Interessant is dat verschillend wordt geoordeeld over het handelen van de plastisch chirurg. Zo oordeelde het RTG dat de plastisch chirurg door de taalbarrière niet in staat was in voldoende mate zelfstandig met cliënte te communiceren. De arts had daarom volgens het RTG niet aan de vereisten omtrent informed consent voldaan, wat het RTG hem zwaar aanrekent. Het CTG en de Geschillencommissie zagen dit anders en waren van mening dat er voldoende waarborgen waren ingebouwd om de cliënte ondanks de taalbarrière toch voldoende te informeren over de behandeling. Wat betreft de bedenktijd, oordeelden de Geschillencommissie en het RTG dat deze voldoende in acht was genomen, maar het CTG oordeelde juist van niet.

Verder is de uitspraak van het CTG opvallend nu wordt geoordeeld dat het cliënte vrijstond van de behandeling af te zien als zij zich (te veel) belemmerd voelde in haar communicatie met de plastisch chirurg. Dit veronderstelt dat een cliënt zelf dient te beoordelen of ze voldoende (begrijpelijke) informatie ontvangt om informed consent te geven. Ons inziens legt het CTG daarmee ten onrechte de verantwoordelijkheid bij de cliënt, terwijl dat tegenstrijdig is met de gedachte achter het vereiste van informed consent. Het is op grond van de WGBO namelijk juist de verantwoordelijkheid van de arts om cliënten voldoende te informeren en er zeker van te zijn dat alle informatie door de cliënt wordt begrepen.

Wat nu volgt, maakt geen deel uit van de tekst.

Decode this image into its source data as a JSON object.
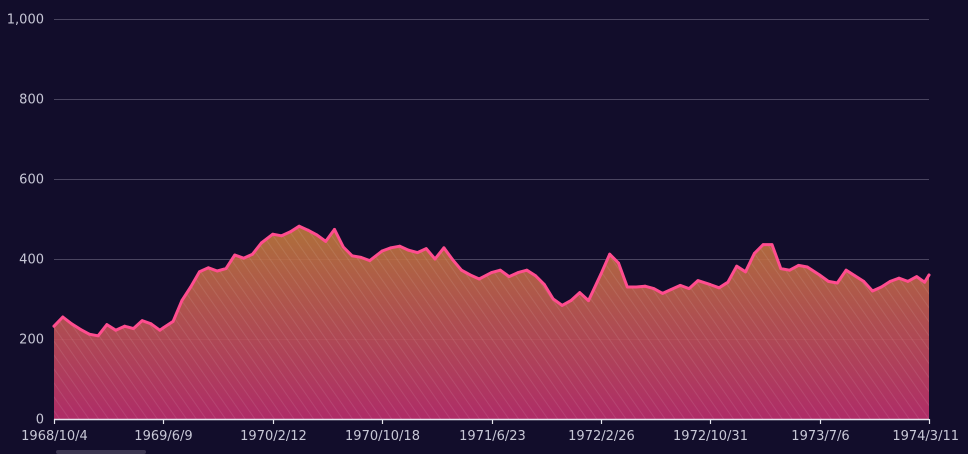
{
  "chart_data": {
    "type": "area",
    "title": "",
    "xlabel": "",
    "ylabel": "",
    "ylim": [
      0,
      1000
    ],
    "y_ticks": [
      "0",
      "200",
      "400",
      "600",
      "800",
      "1,000"
    ],
    "y_tick_values": [
      0,
      200,
      400,
      600,
      800,
      1000
    ],
    "x_ticks": [
      "1968/10/4",
      "1969/6/9",
      "1970/2/12",
      "1970/10/18",
      "1971/6/23",
      "1972/2/26",
      "1972/10/31",
      "1973/7/6",
      "1974/3/11"
    ],
    "x_range": [
      "1968/10/4",
      "1974/3/11"
    ],
    "grid": true,
    "colors": {
      "background": "#120d2b",
      "line": "#ff4d8f",
      "fill_top": "#c07a3c",
      "fill_bottom": "#c0306e",
      "grid": "#4a4560"
    },
    "series": [
      {
        "name": "",
        "x": [
          "1968/10/4",
          "1968/10/24",
          "1968/11/13",
          "1968/12/3",
          "1968/12/23",
          "1969/1/12",
          "1969/2/1",
          "1969/2/21",
          "1969/3/13",
          "1969/4/2",
          "1969/4/22",
          "1969/5/12",
          "1969/6/1",
          "1969/6/9",
          "1969/7/1",
          "1969/7/21",
          "1969/8/10",
          "1969/8/30",
          "1969/9/19",
          "1969/10/9",
          "1969/10/29",
          "1969/11/18",
          "1969/12/8",
          "1969/12/28",
          "1970/1/17",
          "1970/2/12",
          "1970/3/4",
          "1970/3/24",
          "1970/4/13",
          "1970/5/3",
          "1970/5/23",
          "1970/6/12",
          "1970/7/2",
          "1970/7/22",
          "1970/8/11",
          "1970/8/31",
          "1970/9/20",
          "1970/10/18",
          "1970/11/7",
          "1970/11/27",
          "1970/12/17",
          "1971/1/6",
          "1971/1/26",
          "1971/2/15",
          "1971/3/7",
          "1971/3/27",
          "1971/4/16",
          "1971/5/6",
          "1971/5/26",
          "1971/6/23",
          "1971/7/13",
          "1971/8/2",
          "1971/8/22",
          "1971/9/11",
          "1971/10/1",
          "1971/10/21",
          "1971/11/10",
          "1971/11/30",
          "1971/12/20",
          "1972/1/9",
          "1972/1/29",
          "1972/2/26",
          "1972/3/17",
          "1972/4/6",
          "1972/4/26",
          "1972/5/16",
          "1972/6/5",
          "1972/6/25",
          "1972/7/15",
          "1972/8/4",
          "1972/8/24",
          "1972/9/13",
          "1972/10/3",
          "1972/10/31",
          "1972/11/20",
          "1972/12/10",
          "1972/12/30",
          "1973/1/19",
          "1973/2/8",
          "1973/2/28",
          "1973/3/20",
          "1973/4/9",
          "1973/4/29",
          "1973/5/19",
          "1973/6/8",
          "1973/7/6",
          "1973/7/26",
          "1973/8/15",
          "1973/9/4",
          "1973/9/24",
          "1973/10/14",
          "1973/11/3",
          "1973/11/23",
          "1973/12/13",
          "1974/1/2",
          "1974/1/22",
          "1974/2/11",
          "1974/3/1",
          "1974/3/11"
        ],
        "y": [
          232,
          255,
          238,
          224,
          212,
          208,
          236,
          222,
          232,
          226,
          246,
          238,
          222,
          228,
          244,
          296,
          330,
          368,
          378,
          370,
          376,
          410,
          402,
          412,
          440,
          462,
          458,
          468,
          482,
          472,
          460,
          444,
          474,
          430,
          408,
          404,
          396,
          420,
          428,
          432,
          422,
          416,
          426,
          400,
          428,
          398,
          372,
          360,
          350,
          366,
          372,
          356,
          366,
          372,
          358,
          336,
          300,
          284,
          296,
          316,
          296,
          362,
          412,
          390,
          330,
          330,
          332,
          326,
          314,
          324,
          334,
          326,
          346,
          336,
          328,
          342,
          382,
          368,
          414,
          436,
          436,
          376,
          372,
          384,
          380,
          360,
          344,
          340,
          372,
          358,
          344,
          320,
          330,
          344,
          352,
          344,
          356,
          342,
          360
        ]
      }
    ]
  }
}
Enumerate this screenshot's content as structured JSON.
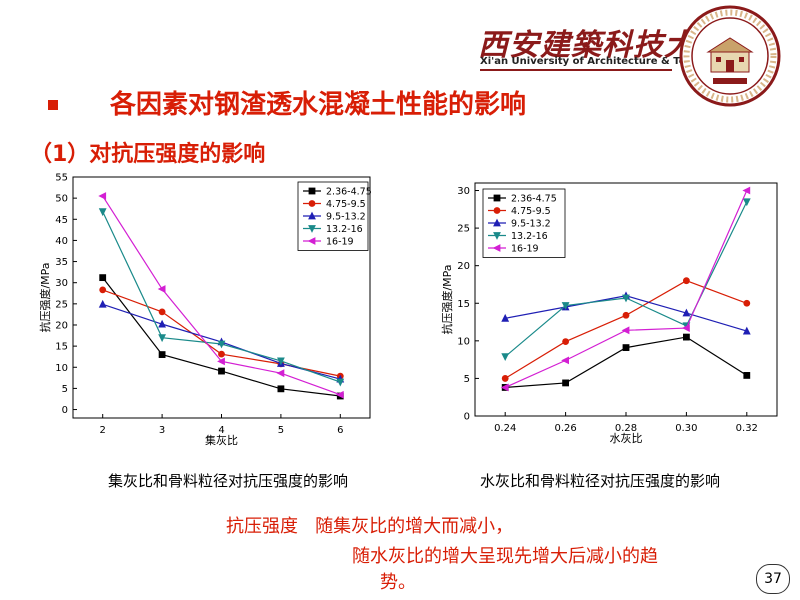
{
  "header": {
    "university_cn": "西安建築科技大學",
    "university_en": "Xi'an University of Architecture & Technology"
  },
  "slide": {
    "title": "各因素对钢渣透水混凝土性能的影响",
    "subtitle": "（1）对抗压强度的影响",
    "caption_left": "集灰比和骨料粒径对抗压强度的影响",
    "caption_right": "水灰比和骨料粒径对抗压强度的影响",
    "conclusion_line1": "抗压强度   随集灰比的增大而减小，",
    "conclusion_line2": "随水灰比的增大呈现先增大后减小的趋",
    "conclusion_line3": "势。",
    "page_number": "37"
  },
  "colors": {
    "accent": "#d81e06",
    "logo": "#8b1a1a"
  },
  "chart_data": [
    {
      "type": "line",
      "xlabel": "集灰比",
      "ylabel": "抗压强度/MPa",
      "x": [
        2,
        3,
        4,
        5,
        6
      ],
      "xlim": [
        1.5,
        6.5
      ],
      "ylim": [
        -2,
        55
      ],
      "yticks": [
        0,
        5,
        10,
        15,
        20,
        25,
        30,
        35,
        40,
        45,
        50,
        55
      ],
      "xticks": [
        "2",
        "3",
        "4",
        "5",
        "6"
      ],
      "grid": false,
      "legend_position": "top-right",
      "series": [
        {
          "name": "2.36-4.75",
          "color": "#000000",
          "marker": "square",
          "values": [
            31.2,
            13.0,
            9.1,
            4.9,
            3.2
          ]
        },
        {
          "name": "4.75-9.5",
          "color": "#d81e06",
          "marker": "circle",
          "values": [
            28.3,
            23.1,
            13.1,
            10.8,
            7.9
          ]
        },
        {
          "name": "9.5-13.2",
          "color": "#1f1fb4",
          "marker": "triangle-up",
          "values": [
            24.9,
            20.2,
            16.0,
            10.9,
            7.2
          ]
        },
        {
          "name": "13.2-16",
          "color": "#1a8a8a",
          "marker": "triangle-down",
          "values": [
            46.8,
            17.0,
            15.5,
            11.5,
            6.5
          ]
        },
        {
          "name": "16-19",
          "color": "#d31fd3",
          "marker": "triangle-left",
          "values": [
            50.5,
            28.5,
            11.4,
            8.6,
            3.5
          ]
        }
      ]
    },
    {
      "type": "line",
      "xlabel": "水灰比",
      "ylabel": "抗压强度/MPa",
      "x": [
        0.24,
        0.26,
        0.28,
        0.3,
        0.32
      ],
      "xlim": [
        0.23,
        0.33
      ],
      "ylim": [
        0,
        31
      ],
      "yticks": [
        0,
        5,
        10,
        15,
        20,
        25,
        30
      ],
      "xticks": [
        "0.24",
        "0.26",
        "0.28",
        "0.30",
        "0.32"
      ],
      "grid": false,
      "legend_position": "top-left",
      "series": [
        {
          "name": "2.36-4.75",
          "color": "#000000",
          "marker": "square",
          "values": [
            3.8,
            4.4,
            9.1,
            10.5,
            5.4
          ]
        },
        {
          "name": "4.75-9.5",
          "color": "#d81e06",
          "marker": "circle",
          "values": [
            5.0,
            9.9,
            13.4,
            18.0,
            15.0
          ]
        },
        {
          "name": "9.5-13.2",
          "color": "#1f1fb4",
          "marker": "triangle-up",
          "values": [
            13.0,
            14.5,
            16.0,
            13.7,
            11.3
          ]
        },
        {
          "name": "13.2-16",
          "color": "#1a8a8a",
          "marker": "triangle-down",
          "values": [
            7.9,
            14.7,
            15.7,
            12.0,
            28.5
          ]
        },
        {
          "name": "16-19",
          "color": "#d31fd3",
          "marker": "triangle-left",
          "values": [
            3.8,
            7.4,
            11.4,
            11.7,
            30.0
          ]
        }
      ]
    }
  ]
}
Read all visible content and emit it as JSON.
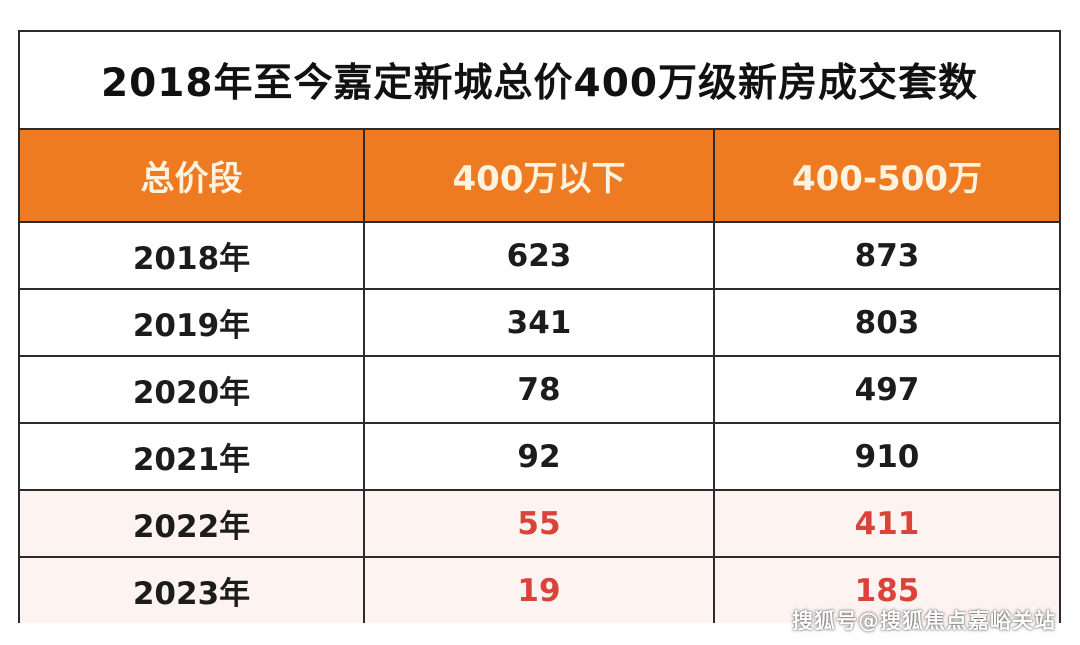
{
  "title": "2018年至今嘉定新城总价400万级新房成交套数",
  "header": {
    "col1": "总价段",
    "col2": "400万以下",
    "col3": "400-500万"
  },
  "rows": [
    {
      "year": "2018年",
      "below400": "623",
      "range400_500": "873"
    },
    {
      "year": "2019年",
      "below400": "341",
      "range400_500": "803"
    },
    {
      "year": "2020年",
      "below400": "78",
      "range400_500": "497"
    },
    {
      "year": "2021年",
      "below400": "92",
      "range400_500": "910"
    },
    {
      "year": "2022年",
      "below400": "55",
      "range400_500": "411"
    },
    {
      "year": "2023年",
      "below400": "19",
      "range400_500": "185"
    }
  ],
  "watermark": "搜狐号@搜狐焦点嘉峪关站",
  "colors": {
    "header_bg": "#ee7b22",
    "header_text": "#fff3df",
    "highlight_text": "#d9433a",
    "highlight_bg": "#fdf4f2"
  }
}
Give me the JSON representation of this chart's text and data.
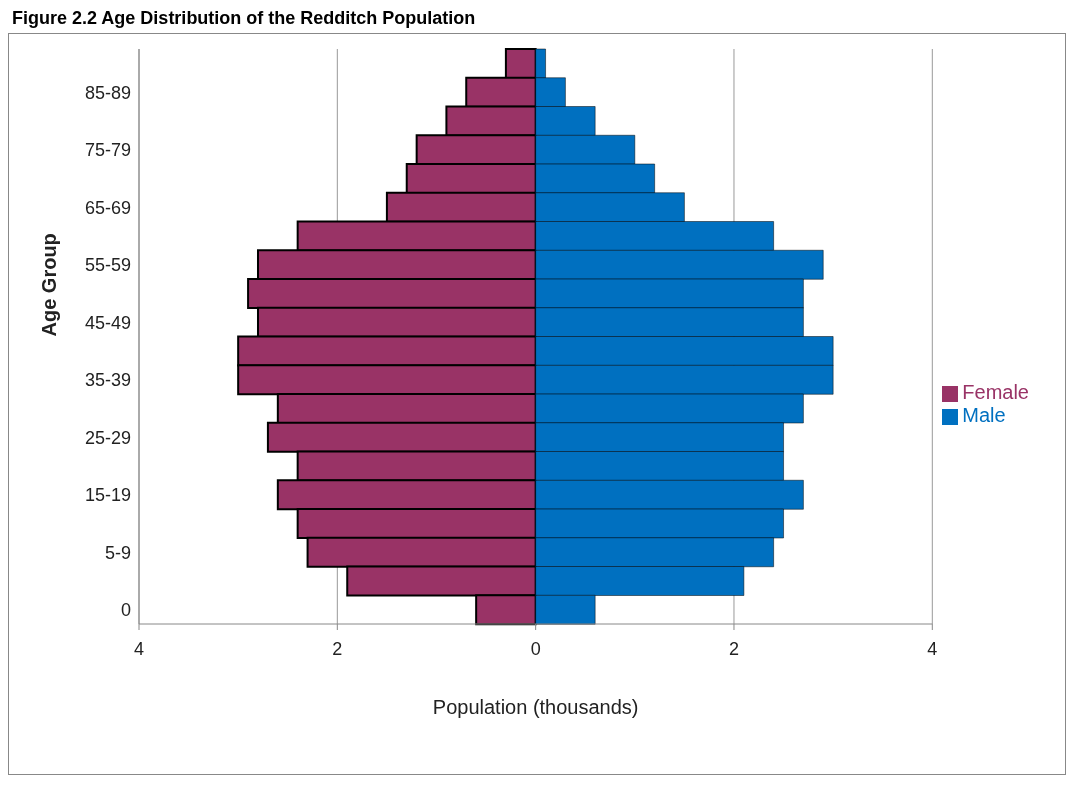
{
  "chart_data": {
    "type": "bar",
    "title": "Figure 2.2 Age Distribution of the Redditch Population",
    "orientation": "horizontal",
    "stacked": true,
    "categories": [
      null,
      "85-89",
      null,
      "75-79",
      null,
      "65-69",
      null,
      "55-59",
      null,
      "45-49",
      null,
      "35-39",
      null,
      "25-29",
      null,
      "15-19",
      null,
      "5-9",
      null,
      "0"
    ],
    "series": [
      {
        "name": "Female",
        "color": "#993366",
        "values": [
          -0.3,
          -0.7,
          -0.9,
          -1.2,
          -1.3,
          -1.5,
          -2.4,
          -2.8,
          -2.9,
          -2.8,
          -3.0,
          -3.0,
          -2.6,
          -2.7,
          -2.4,
          -2.6,
          -2.4,
          -2.3,
          -1.9,
          -0.6
        ]
      },
      {
        "name": "Male",
        "color": "#0070c0",
        "values": [
          0.1,
          0.3,
          0.6,
          1.0,
          1.2,
          1.5,
          2.4,
          2.9,
          2.7,
          2.7,
          3.0,
          3.0,
          2.7,
          2.5,
          2.5,
          2.7,
          2.5,
          2.4,
          2.1,
          0.6
        ]
      }
    ],
    "xlim": [
      -4,
      4
    ],
    "xticks": [
      {
        "value": -4,
        "label": "4"
      },
      {
        "value": -2,
        "label": "2"
      },
      0,
      2,
      4
    ],
    "xlabel": "Population (thousands)",
    "ylabel": "Age Group",
    "grid": "x",
    "legend": "right"
  }
}
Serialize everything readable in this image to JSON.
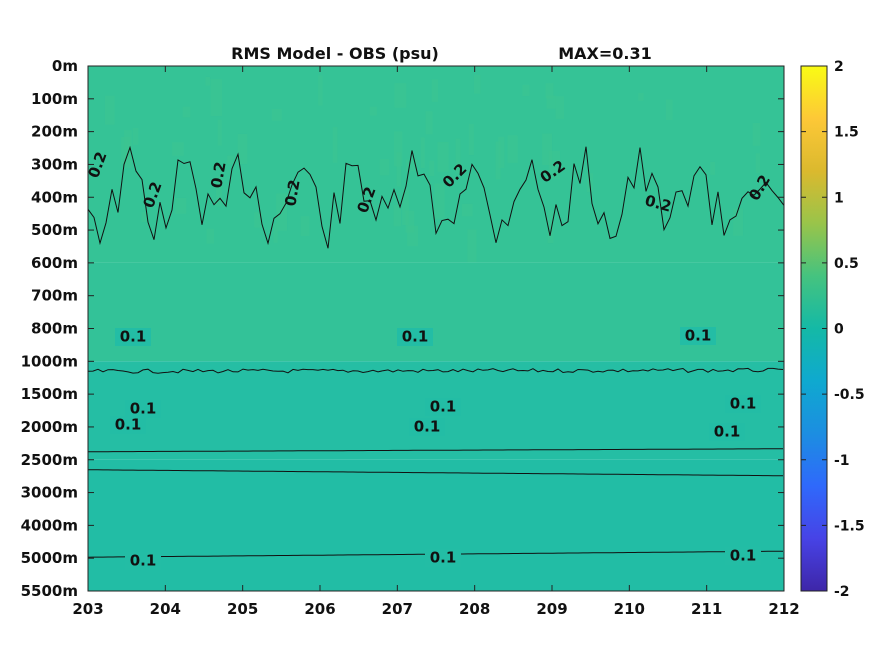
{
  "chart_data": {
    "type": "heatmap",
    "title": "RMS Model - OBS (psu)",
    "annotation": "MAX=0.31",
    "xlabel": "",
    "ylabel": "",
    "xlim": [
      203,
      212
    ],
    "x_ticks": [
      "203",
      "204",
      "205",
      "206",
      "207",
      "208",
      "209",
      "210",
      "211",
      "212"
    ],
    "y_ticks": [
      "0m",
      "100m",
      "200m",
      "300m",
      "400m",
      "500m",
      "600m",
      "700m",
      "800m",
      "1000m",
      "1500m",
      "2000m",
      "2500m",
      "3000m",
      "4000m",
      "5000m",
      "5500m"
    ],
    "colorbar": {
      "limits": [
        -2,
        2
      ],
      "ticks": [
        "2",
        "1.5",
        "1",
        "0.5",
        "0",
        "-0.5",
        "-1",
        "-1.5",
        "-2"
      ],
      "colormap": "parula",
      "colors": [
        "#3e26a8",
        "#4743e6",
        "#2f69fb",
        "#1c8ee1",
        "#0fa9cf",
        "#14b9a6",
        "#45c37f",
        "#99c44a",
        "#dbb92e",
        "#fdc837",
        "#f9fb14"
      ]
    },
    "field_bands": [
      {
        "depth_range": [
          "0m",
          "600m"
        ],
        "value": 0.22,
        "color": "#35c396"
      },
      {
        "depth_range": [
          "600m",
          "1000m"
        ],
        "value": 0.2,
        "color": "#33c298"
      },
      {
        "depth_range": [
          "1000m",
          "2500m"
        ],
        "value": 0.12,
        "color": "#25bea4"
      },
      {
        "depth_range": [
          "2500m",
          "5500m"
        ],
        "value": 0.1,
        "color": "#22bda5"
      }
    ],
    "contours": [
      {
        "level": "0.2",
        "approx_depth": "300m-500m",
        "label_text": "0.2"
      },
      {
        "level": "0.1",
        "approx_depth": "1000m",
        "label_text": "0.1"
      },
      {
        "level": "0.1",
        "approx_depth": "2500m",
        "label_text": "0.1"
      },
      {
        "level": "0.1",
        "approx_depth": "2500m-3000m",
        "label_text": "0.1"
      },
      {
        "level": "0.1",
        "approx_depth": "5000m",
        "label_text": "0.1"
      }
    ],
    "max_value": 0.31
  }
}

Tot slot is het noemenswaardig dat de uitspraak van het hof bevestigt dat de drempel om een bindend advies van de Geschillencommissie te vernietigen vanwege de manier waarop het advies tot stand is gekomen hoog ligt. Dat het bindend advies niet is vernietigd is in dit geval voor de cliënte waarschijnlijk bijzonder teleurstellend, omdat het CTG uiteindelijk reden zag om aan de betreffende plastisch chirurg een berisping op te leggen. Als de Geschillencommissie in lijn had geoordeeld met het CTG, was er wellicht wel ruimte geweest voor een schadevergoeding. Nu komt zij er bekaaid vanaf met drie uiteenlopende oordelen van verschillende instanties, uitgeputte rechtsmiddelen, een behoorlijke kostenpost en bovendien nog altijd de ontevredenheid over haar MACS-lift.